Plus de 87% des entreprises trouvent efficace la décision de report de 6 mois des crédits bancaires. Par ailleurs, la proportion d’entreprises qui trouve cette mesure inefficace se situe plus dans le secteur du tourisme.
Une reprise qui risque de tarder
Sur l’ensemble des entreprises interrogées, 52% ont repris leur activité en juin mais seulement moins de la moitié prévoit un retour à la normale de leur cycle d’exploitation avant fin août. Le pourcentage des entreprises qui reprendront leur activité avant fin juillet atteindra 73%, dont 42% prévoient de retrouver leur cycle complet d’exploitation avant fin septembre. Seulement 11% des entreprises reprendront leur activité à partir du mois d’octobre mais le retour à la normale est attendu à partir du mois de janvier 2021. Quelle que soit la date de reprise, 65% des entreprises auront besoin au moins de 3 mois d’activité avant le retour à la normale de leur cycle d’exploitation qui sera également conditionné par la capacité d’autofinancement et la liquidité dont disposent l’entreprise, les nouvelles commandes et le besoin en financement.
La majorité des entreprises jugent qu’elles ont une capacité managériale et une image de marque acceptables ou exceptionnelles. Par ailleurs, environ 75% des entreprises se montrent optimistes par rapport à l’avenir. De même, environ 75% se considèrent parmi les plus compétitives ou sans concurrents. Environ 75% des entreprises considèrent que le risque de leur chaîne d’approvisionnement est faible ou modéré, tandis que 10% le jugent élevé mais, pour certaines, pouvant être contourné.
L’enquête révèle aussi que les deux tiers des entreprises ont plus de 3 produits, ce qui est de nature à les rendre moins vulnérables en cas de crise. Celles qui ont 2 produits ou moins sont plus vulnérables. En outre, plus de 50% des entreprises ont une concentration sur leurs clients inférieure à 45%, contre environ 40% ayant une concentration supérieure à 45%. L’étude démontre, par ailleurs, que presque 50% des entreprises n’ont pas de Plan de continuité de l’activité (PCA) ou bien est-il peu efficace, voire même non déployé.

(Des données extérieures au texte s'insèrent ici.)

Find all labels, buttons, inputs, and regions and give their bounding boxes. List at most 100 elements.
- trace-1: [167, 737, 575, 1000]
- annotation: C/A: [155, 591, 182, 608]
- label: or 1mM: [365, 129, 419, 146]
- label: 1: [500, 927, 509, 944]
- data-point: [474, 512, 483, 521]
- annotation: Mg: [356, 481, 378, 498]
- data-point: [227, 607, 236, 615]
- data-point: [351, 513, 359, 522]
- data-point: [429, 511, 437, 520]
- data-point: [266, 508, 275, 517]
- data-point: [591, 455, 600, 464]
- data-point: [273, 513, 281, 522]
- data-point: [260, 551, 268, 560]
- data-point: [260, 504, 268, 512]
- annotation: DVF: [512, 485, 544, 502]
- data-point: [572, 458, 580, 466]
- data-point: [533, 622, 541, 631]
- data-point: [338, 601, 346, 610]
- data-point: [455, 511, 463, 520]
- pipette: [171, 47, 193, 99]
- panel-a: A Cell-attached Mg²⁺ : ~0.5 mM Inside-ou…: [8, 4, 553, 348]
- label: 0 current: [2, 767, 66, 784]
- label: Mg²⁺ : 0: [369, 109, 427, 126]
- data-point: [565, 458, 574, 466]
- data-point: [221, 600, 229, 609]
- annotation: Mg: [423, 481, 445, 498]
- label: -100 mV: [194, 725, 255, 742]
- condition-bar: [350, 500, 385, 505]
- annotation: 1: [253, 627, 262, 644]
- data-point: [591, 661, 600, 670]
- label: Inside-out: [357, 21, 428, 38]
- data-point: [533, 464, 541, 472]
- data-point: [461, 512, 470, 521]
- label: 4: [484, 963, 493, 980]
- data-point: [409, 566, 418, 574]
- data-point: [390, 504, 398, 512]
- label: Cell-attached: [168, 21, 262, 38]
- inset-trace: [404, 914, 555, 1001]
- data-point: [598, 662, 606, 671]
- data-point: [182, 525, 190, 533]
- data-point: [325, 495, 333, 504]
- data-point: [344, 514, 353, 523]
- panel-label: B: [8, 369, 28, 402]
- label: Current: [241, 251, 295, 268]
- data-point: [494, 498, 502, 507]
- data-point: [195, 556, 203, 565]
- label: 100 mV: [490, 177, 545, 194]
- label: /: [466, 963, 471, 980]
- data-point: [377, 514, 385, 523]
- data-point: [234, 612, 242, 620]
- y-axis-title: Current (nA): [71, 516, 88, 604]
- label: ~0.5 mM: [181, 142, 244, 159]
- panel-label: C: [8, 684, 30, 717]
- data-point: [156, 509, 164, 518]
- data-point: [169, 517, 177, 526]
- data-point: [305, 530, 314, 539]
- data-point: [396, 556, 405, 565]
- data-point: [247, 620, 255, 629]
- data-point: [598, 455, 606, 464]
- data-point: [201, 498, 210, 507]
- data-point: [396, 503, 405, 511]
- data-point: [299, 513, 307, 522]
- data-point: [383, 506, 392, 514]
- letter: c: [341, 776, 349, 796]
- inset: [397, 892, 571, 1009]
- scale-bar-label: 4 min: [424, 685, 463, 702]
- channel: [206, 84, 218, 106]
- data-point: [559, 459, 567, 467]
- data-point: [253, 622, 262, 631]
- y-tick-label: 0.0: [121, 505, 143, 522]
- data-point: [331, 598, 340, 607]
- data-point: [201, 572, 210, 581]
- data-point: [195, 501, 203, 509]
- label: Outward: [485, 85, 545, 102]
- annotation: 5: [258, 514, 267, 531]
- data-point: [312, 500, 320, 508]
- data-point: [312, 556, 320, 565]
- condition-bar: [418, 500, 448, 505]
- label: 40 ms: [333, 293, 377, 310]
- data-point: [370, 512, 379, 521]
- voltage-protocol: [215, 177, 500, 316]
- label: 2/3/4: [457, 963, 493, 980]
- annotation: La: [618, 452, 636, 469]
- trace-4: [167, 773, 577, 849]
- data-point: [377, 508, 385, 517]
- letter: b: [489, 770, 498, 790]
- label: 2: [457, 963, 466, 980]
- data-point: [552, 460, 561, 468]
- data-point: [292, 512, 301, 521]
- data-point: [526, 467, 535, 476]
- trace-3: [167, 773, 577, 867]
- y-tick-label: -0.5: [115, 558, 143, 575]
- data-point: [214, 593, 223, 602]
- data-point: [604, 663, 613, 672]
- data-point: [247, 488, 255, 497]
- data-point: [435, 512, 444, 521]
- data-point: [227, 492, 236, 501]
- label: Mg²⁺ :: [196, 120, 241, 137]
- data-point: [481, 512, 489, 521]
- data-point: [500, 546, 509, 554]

Quel impact de la crise sur le risque crédit ?
L’enquête démontre aussi que le score du risque-crédit par secteur d’activité est variable selon les régions. Par exemple, les secteurs de l’agriculture et de l’agroalimentaire ont un meilleur score dans les agglomérations de Tunis, Sfax et Sousse par rapport à leur score au niveau national. Le BTP a, en revanche, un score inférieur dans les trois agglomérations par rapport au score national.
On constate, en outre, que l’agriculture et l’agroalimentaire ont gagné des points au niveau du score du risque-crédit pendant la crise du Covid-19 par rapport à d’autres secteurs d’activité. En contrepartie, le tourisme a perdu beaucoup de points pour se retrouver désormais en dernière position.